Credit: Consequence of Sound
From shoe-gazing synth-scapes to John Hughes High School romance, French Synth-pop band M83 return with their best album yet, Junk – a collection of songs dressed in their best 80’s outfits.
The first song I ever heard from M83 was the song ‘Kim and Jessie’ from Saturdays = Youth. I think that song was on repeat for an entire afternoon. It gave me that same feeling I had when I watched the classic film, The Breakfast Club. I then went backwards in their discography and got lost in the beautiful synth-scapes of Before The Dawn Heals Us. We then got the double album Hurry Up, We’re Dreaming which seemed to be a conglomeration of all that they’d done – a mixture of their strongest (and weakest) material to date. Now, a few soundtracks later (including the pretty decent song Oblivion from well, Oblivion), they finally return with Junk: arguably their best and catchiest album yet.

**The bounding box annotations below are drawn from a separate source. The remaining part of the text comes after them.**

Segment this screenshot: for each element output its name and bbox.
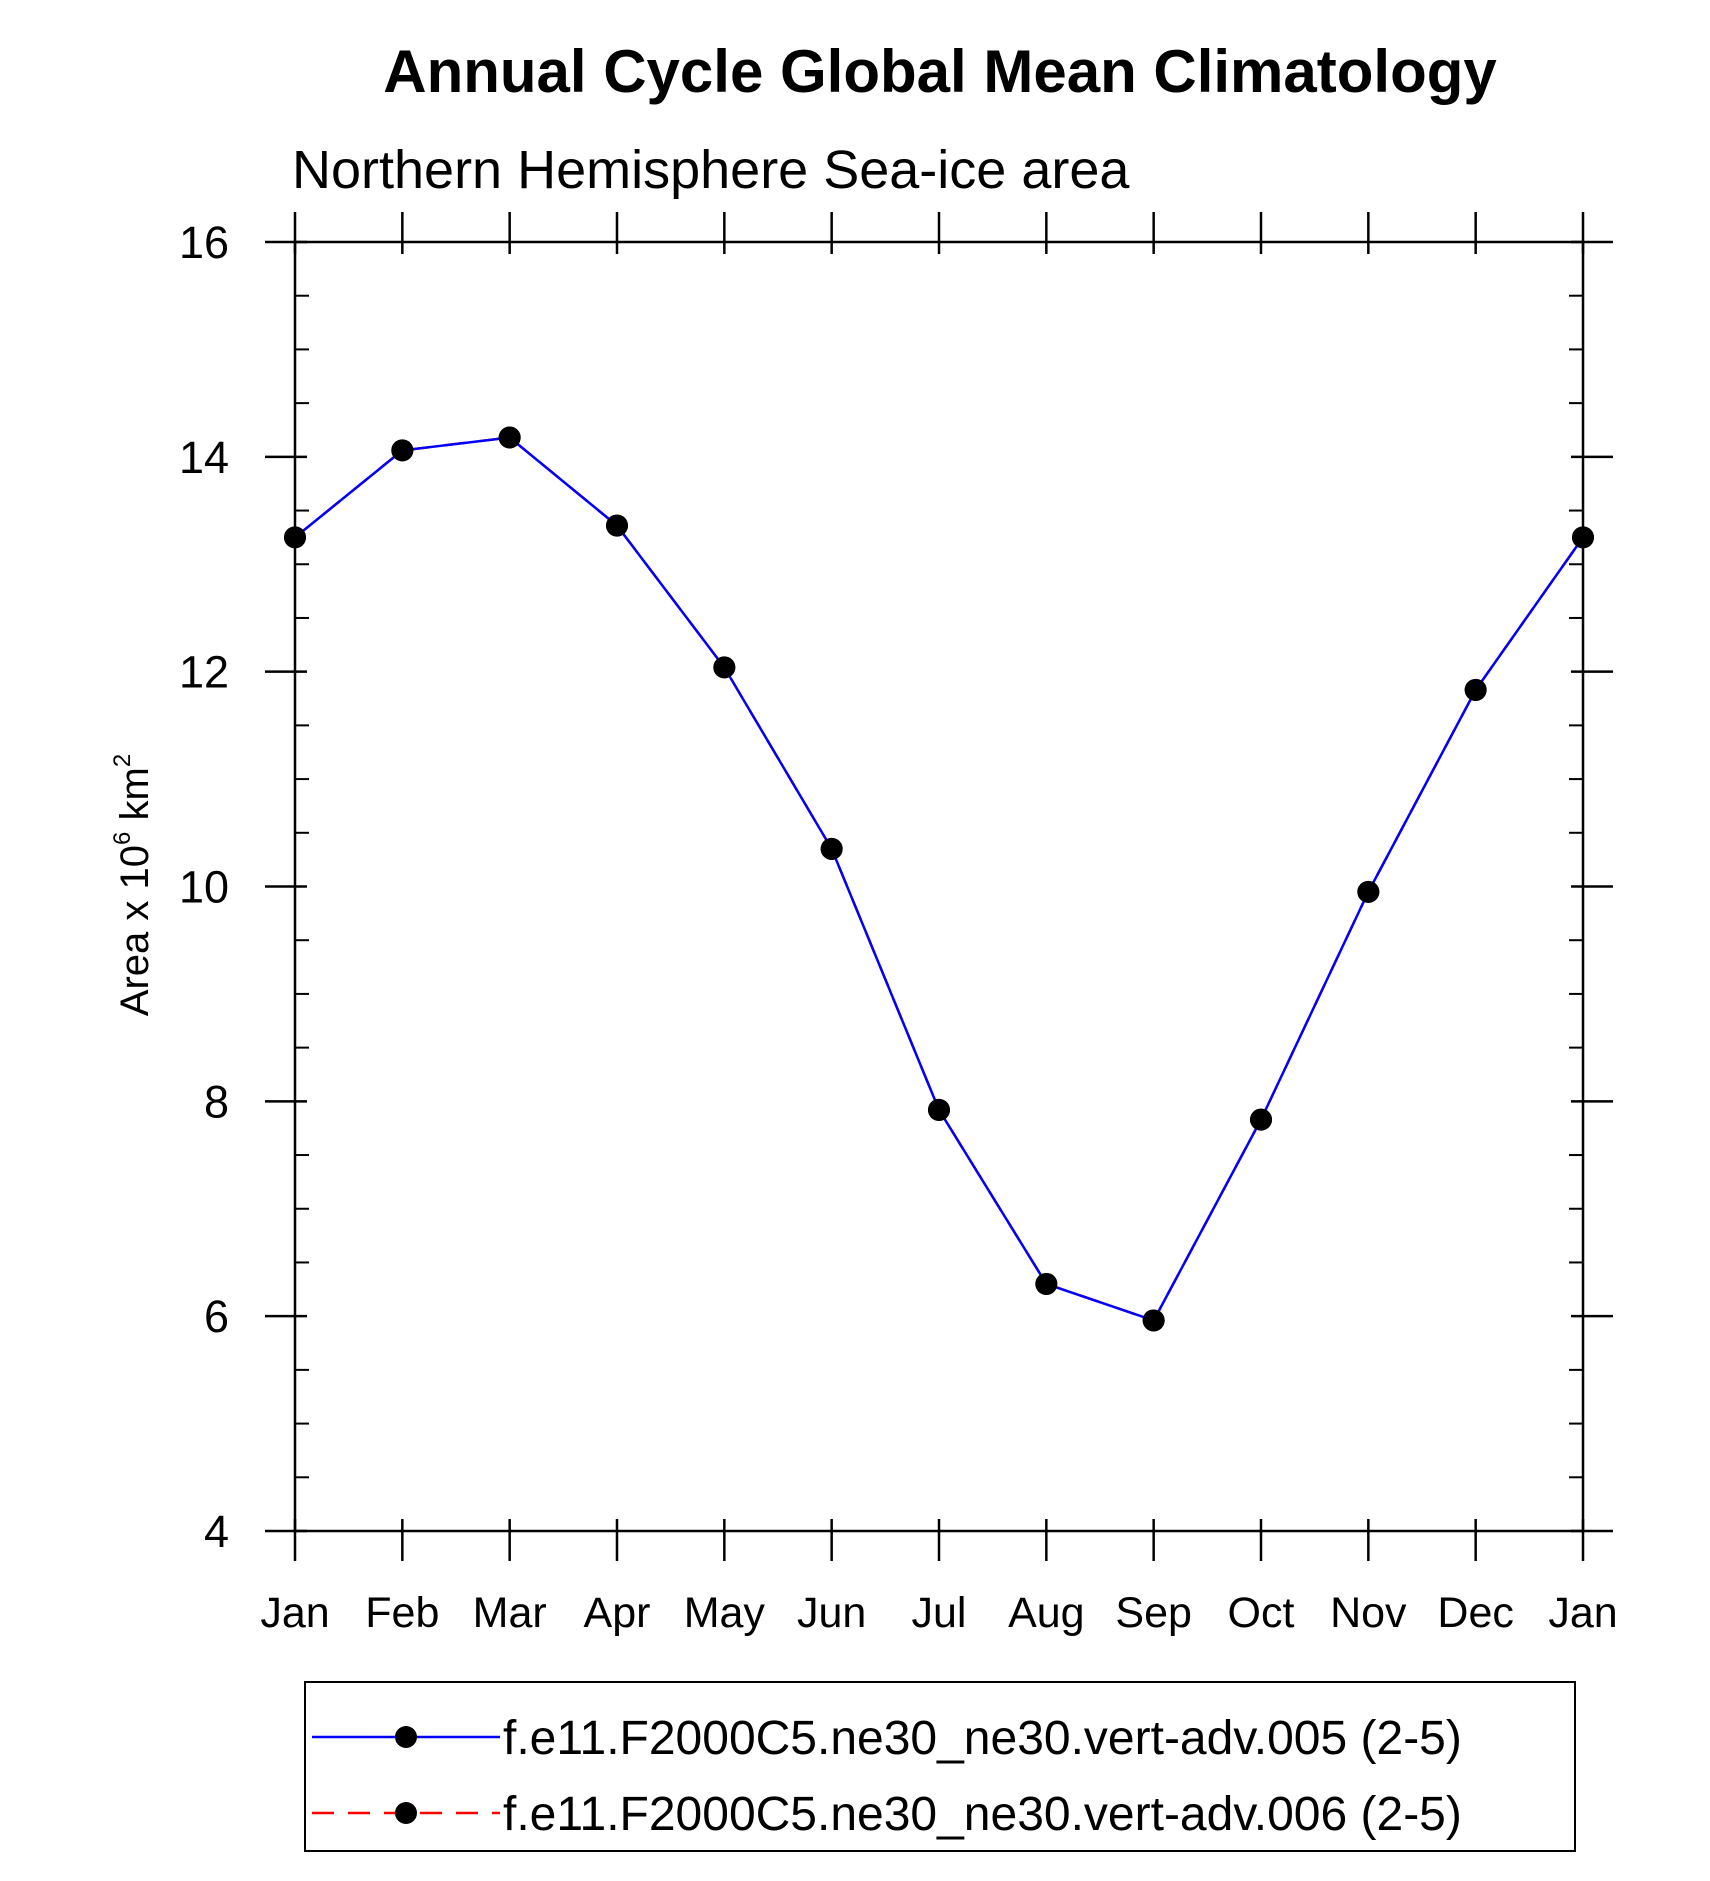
y-axis-label-unit: km xyxy=(113,767,157,831)
legend-box xyxy=(304,1681,1576,1852)
data-point xyxy=(391,439,414,462)
x-tick-label: Jun xyxy=(797,1589,866,1637)
y-tick-label: 6 xyxy=(204,1291,229,1342)
chart-subtitle: Northern Hemisphere Sea-ice area xyxy=(292,140,1130,200)
y-tick-label: 8 xyxy=(204,1076,229,1127)
x-tick-label: Dec xyxy=(1437,1589,1513,1637)
legend-label: f.e11.F2000C5.ne30_ne30.vert-adv.006 (2-… xyxy=(503,1788,1462,1841)
y-axis-label-prefix: Area x 10 xyxy=(113,845,157,1016)
legend: f.e11.F2000C5.ne30_ne30.vert-adv.005 (2-… xyxy=(304,1681,1576,1852)
data-point xyxy=(820,837,843,860)
x-tick-label: Mar xyxy=(473,1589,547,1637)
y-tick-label: 16 xyxy=(179,217,229,268)
y-tick-label: 4 xyxy=(204,1506,229,1557)
y-tick-label: 12 xyxy=(179,647,229,698)
y-tick-label: 14 xyxy=(179,432,229,483)
y-axis-label-exponent: 6 xyxy=(109,832,136,845)
legend-marker xyxy=(395,1726,417,1748)
legend-label: f.e11.F2000C5.ne30_ne30.vert-adv.005 (2-… xyxy=(503,1712,1462,1765)
data-point xyxy=(1464,678,1487,701)
x-tick-label: Jan xyxy=(1548,1589,1617,1637)
data-point xyxy=(1142,1309,1165,1332)
x-tick-label: Aug xyxy=(1008,1589,1085,1637)
legend-marker xyxy=(395,1802,417,1824)
y-axis-label-unit-exponent: 2 xyxy=(109,754,136,767)
x-tick-labels: Jan Feb Mar Apr May Jun Jul Aug Sep Oct Nov Dec Jan xyxy=(260,1589,1617,1637)
x-tick-label: Apr xyxy=(584,1589,651,1637)
y-tick-label: 10 xyxy=(179,862,229,913)
x-tick-label: Feb xyxy=(365,1589,439,1637)
x-tick-label: Oct xyxy=(1228,1589,1295,1637)
axis-ticks xyxy=(265,212,1613,1561)
series-layer xyxy=(284,426,1594,1332)
data-point xyxy=(1250,1108,1272,1131)
data-point xyxy=(713,656,736,679)
y-axis-label: Area x 106 km2 xyxy=(109,754,157,1016)
data-point xyxy=(606,514,628,537)
x-tick-label: Nov xyxy=(1330,1589,1407,1637)
x-tick-label: Jan xyxy=(260,1589,329,1637)
data-point xyxy=(498,426,521,449)
data-point xyxy=(284,526,306,549)
chart-title: Annual Cycle Global Mean Climatology xyxy=(383,38,1497,105)
y-tick-labels: 4 6 8 10 12 14 16 xyxy=(179,217,229,1557)
svg-text:Area x 106 km2: Area x 106 km2 xyxy=(109,754,157,1016)
x-tick-label: Sep xyxy=(1115,1589,1192,1637)
x-tick-label: May xyxy=(684,1589,766,1637)
data-point xyxy=(1357,880,1380,903)
data-point xyxy=(1572,526,1594,549)
x-tick-label: Jul xyxy=(912,1589,967,1637)
data-point xyxy=(928,1098,950,1121)
data-point xyxy=(1035,1272,1058,1295)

The album opens with ‘Do it, Try it,‘ the first single from the album. It’s a fun song, opening with really tacky keyboards. “A dance on repeat/A trance on a hard beat” goes the chorus and indeed, the song ends with a trancing hard beat – pump it up. The following track, ‘Go!,’ really kicks off the fun with a super catchy chorus and epic guitar solo by none other than Steve Vai. Having fun yet? Then you’ll love the rapturous Blondie vibes of ‘Bibi the Dog’ and ‘Laser Gun’.
The Elton John/John Lennon/Olivia Newton John/Pink Floyd invoked, ‘For the Kids,’ is a song that joins the ranks of the ‘I’ll be there for you/a shoulder to cry on’-type ballads. The other single released with ‘Do it, Try it‘ prior to the album, ‘Solitude‘ has a great melodic hook and epic string sections reminiscent of Radiohead, Pink Floyd and The Moody Blues (tall claims, yes, but just listen). Singer/songwriter Beck also joins in for Ultravox/Tesla Kid-sounding ‘Time Wind’.
To the perceptive eye, the typography of the word ‘Junk’ on the front cover is that of the Schwarzenegger film, Kindergarten Cop, and the 80s/90’s-looking McDonald’s figures adorning the cover remind me of my childhood. Junk is M83’s most varied and listenable album playing on an entirely different range of nostalgic and cliche sounds from yesteryear. We’re moved from John Hughes to stadium rockers to the flat out 80s new-wave pop of Ultravox and Blondie and Duran Duran. M83 understand the kind of songs they’re writing; no pretension. And, So. Much. Kitsch.
A cheeseburger anyone? Let’s just have fun. Hurry up and listen to this Junk.